On January 11th, Mark Zuckerberg announced major changes to Facebook’s news feed – and marketers collectively gasped, wondering what it all means. Now that the dust has settled, let’s discuss.
Facebook’s new algorithmic changes will be implemented with the goal of making time spent on Facebook more “meaningful” for users. According to Zuckerberg, users prefer to use the site for interacting with family and close friends, but over the years, this content has gotten increasingly drowned out by news articles and videos. While not directly mentioned, this update has a clear correlation with the “fake news” debacle, and how Facebook plans to address it. Publishers, more than brands, will see their content affected as the largest impacts will likely be on organic reach and engagement.
For everyone, Facebook will favor content that generates meaningful conversation and person-to-person interaction. The best way to see how these changes will affect your page is to test and learn. Here are a few ways brands can prepare for these changes to ensure that Facebook continues to be an efficient channel to interact with their community and encourage action.
1. Create More Live videos
Live videos can generate 6x as much engagement as non-live videos. Q&A, Behind-the-Scenes, and Product Launches/Reviews, are just some of the ways brands can use live video to generate conversation in an authentic way.
2. Make Use of Facebook Groups
Because the main purpose of a group is to serve as a discussion board for a specific topic/audience, it is likely that Facebook’s algorithms will favor posts/discussions from groups over content from a brand page. Brands should find creative ways to entice their existing audiences to continue the discussion in a group. For example, a health food brand may set up a group specific to a certain dietary restriction or preference.
3. Focus Advertising Efforts on Awareness
These changes will likely cause brands to invest more into paid advertising, which could increase advertising costs. With increased competition and less news feed inventory, it will be crucial to use advertising for reach and awareness. Content with a marketing/sales message will not get as much exposure.
4. Avoid “Engagement Bait”
Facebook can recognize when a brand is trying to generate engagement simply to pad numbers. Asking users to comment or like a post for no reason will not be successful. Ask users relevant questions that can create a larger conversations and help you get to know your audience. “Where are you from?” “What are your favorite memories with our brand?”

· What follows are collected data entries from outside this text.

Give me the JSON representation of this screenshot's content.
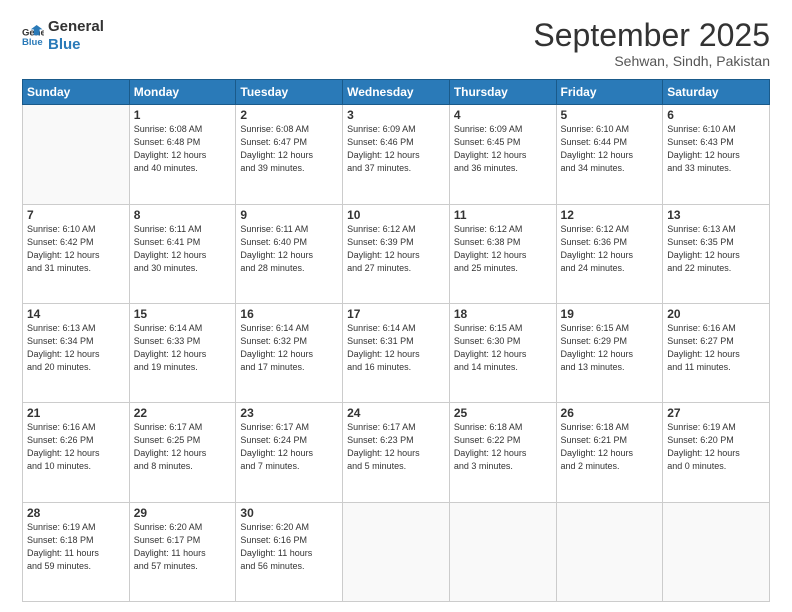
{
  "logo": {
    "line1": "General",
    "line2": "Blue"
  },
  "title": "September 2025",
  "location": "Sehwan, Sindh, Pakistan",
  "days_header": [
    "Sunday",
    "Monday",
    "Tuesday",
    "Wednesday",
    "Thursday",
    "Friday",
    "Saturday"
  ],
  "weeks": [
    [
      {
        "num": "",
        "info": ""
      },
      {
        "num": "1",
        "info": "Sunrise: 6:08 AM\nSunset: 6:48 PM\nDaylight: 12 hours\nand 40 minutes."
      },
      {
        "num": "2",
        "info": "Sunrise: 6:08 AM\nSunset: 6:47 PM\nDaylight: 12 hours\nand 39 minutes."
      },
      {
        "num": "3",
        "info": "Sunrise: 6:09 AM\nSunset: 6:46 PM\nDaylight: 12 hours\nand 37 minutes."
      },
      {
        "num": "4",
        "info": "Sunrise: 6:09 AM\nSunset: 6:45 PM\nDaylight: 12 hours\nand 36 minutes."
      },
      {
        "num": "5",
        "info": "Sunrise: 6:10 AM\nSunset: 6:44 PM\nDaylight: 12 hours\nand 34 minutes."
      },
      {
        "num": "6",
        "info": "Sunrise: 6:10 AM\nSunset: 6:43 PM\nDaylight: 12 hours\nand 33 minutes."
      }
    ],
    [
      {
        "num": "7",
        "info": "Sunrise: 6:10 AM\nSunset: 6:42 PM\nDaylight: 12 hours\nand 31 minutes."
      },
      {
        "num": "8",
        "info": "Sunrise: 6:11 AM\nSunset: 6:41 PM\nDaylight: 12 hours\nand 30 minutes."
      },
      {
        "num": "9",
        "info": "Sunrise: 6:11 AM\nSunset: 6:40 PM\nDaylight: 12 hours\nand 28 minutes."
      },
      {
        "num": "10",
        "info": "Sunrise: 6:12 AM\nSunset: 6:39 PM\nDaylight: 12 hours\nand 27 minutes."
      },
      {
        "num": "11",
        "info": "Sunrise: 6:12 AM\nSunset: 6:38 PM\nDaylight: 12 hours\nand 25 minutes."
      },
      {
        "num": "12",
        "info": "Sunrise: 6:12 AM\nSunset: 6:36 PM\nDaylight: 12 hours\nand 24 minutes."
      },
      {
        "num": "13",
        "info": "Sunrise: 6:13 AM\nSunset: 6:35 PM\nDaylight: 12 hours\nand 22 minutes."
      }
    ],
    [
      {
        "num": "14",
        "info": "Sunrise: 6:13 AM\nSunset: 6:34 PM\nDaylight: 12 hours\nand 20 minutes."
      },
      {
        "num": "15",
        "info": "Sunrise: 6:14 AM\nSunset: 6:33 PM\nDaylight: 12 hours\nand 19 minutes."
      },
      {
        "num": "16",
        "info": "Sunrise: 6:14 AM\nSunset: 6:32 PM\nDaylight: 12 hours\nand 17 minutes."
      },
      {
        "num": "17",
        "info": "Sunrise: 6:14 AM\nSunset: 6:31 PM\nDaylight: 12 hours\nand 16 minutes."
      },
      {
        "num": "18",
        "info": "Sunrise: 6:15 AM\nSunset: 6:30 PM\nDaylight: 12 hours\nand 14 minutes."
      },
      {
        "num": "19",
        "info": "Sunrise: 6:15 AM\nSunset: 6:29 PM\nDaylight: 12 hours\nand 13 minutes."
      },
      {
        "num": "20",
        "info": "Sunrise: 6:16 AM\nSunset: 6:27 PM\nDaylight: 12 hours\nand 11 minutes."
      }
    ],
    [
      {
        "num": "21",
        "info": "Sunrise: 6:16 AM\nSunset: 6:26 PM\nDaylight: 12 hours\nand 10 minutes."
      },
      {
        "num": "22",
        "info": "Sunrise: 6:17 AM\nSunset: 6:25 PM\nDaylight: 12 hours\nand 8 minutes."
      },
      {
        "num": "23",
        "info": "Sunrise: 6:17 AM\nSunset: 6:24 PM\nDaylight: 12 hours\nand 7 minutes."
      },
      {
        "num": "24",
        "info": "Sunrise: 6:17 AM\nSunset: 6:23 PM\nDaylight: 12 hours\nand 5 minutes."
      },
      {
        "num": "25",
        "info": "Sunrise: 6:18 AM\nSunset: 6:22 PM\nDaylight: 12 hours\nand 3 minutes."
      },
      {
        "num": "26",
        "info": "Sunrise: 6:18 AM\nSunset: 6:21 PM\nDaylight: 12 hours\nand 2 minutes."
      },
      {
        "num": "27",
        "info": "Sunrise: 6:19 AM\nSunset: 6:20 PM\nDaylight: 12 hours\nand 0 minutes."
      }
    ],
    [
      {
        "num": "28",
        "info": "Sunrise: 6:19 AM\nSunset: 6:18 PM\nDaylight: 11 hours\nand 59 minutes."
      },
      {
        "num": "29",
        "info": "Sunrise: 6:20 AM\nSunset: 6:17 PM\nDaylight: 11 hours\nand 57 minutes."
      },
      {
        "num": "30",
        "info": "Sunrise: 6:20 AM\nSunset: 6:16 PM\nDaylight: 11 hours\nand 56 minutes."
      },
      {
        "num": "",
        "info": ""
      },
      {
        "num": "",
        "info": ""
      },
      {
        "num": "",
        "info": ""
      },
      {
        "num": "",
        "info": ""
      }
    ]
  ]
}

5. Value Your Influencer Network
Influencers have a strong understanding of their audience and always post relevant content. An influencer posting about your brand will become an even more affective way to impact behavior, as Facebook will likely favor their content over publishers/media companies.
For our clients at SRW.Agency, not much will change – through our partnership, they already understand the difference between simply pushing out content, and fostering an engaged community comprised of target audiences. Understanding what kinds of content have been successful with these audiences, and testing new methods of distribution, will help avoid any setbacks as these changes are rolled out.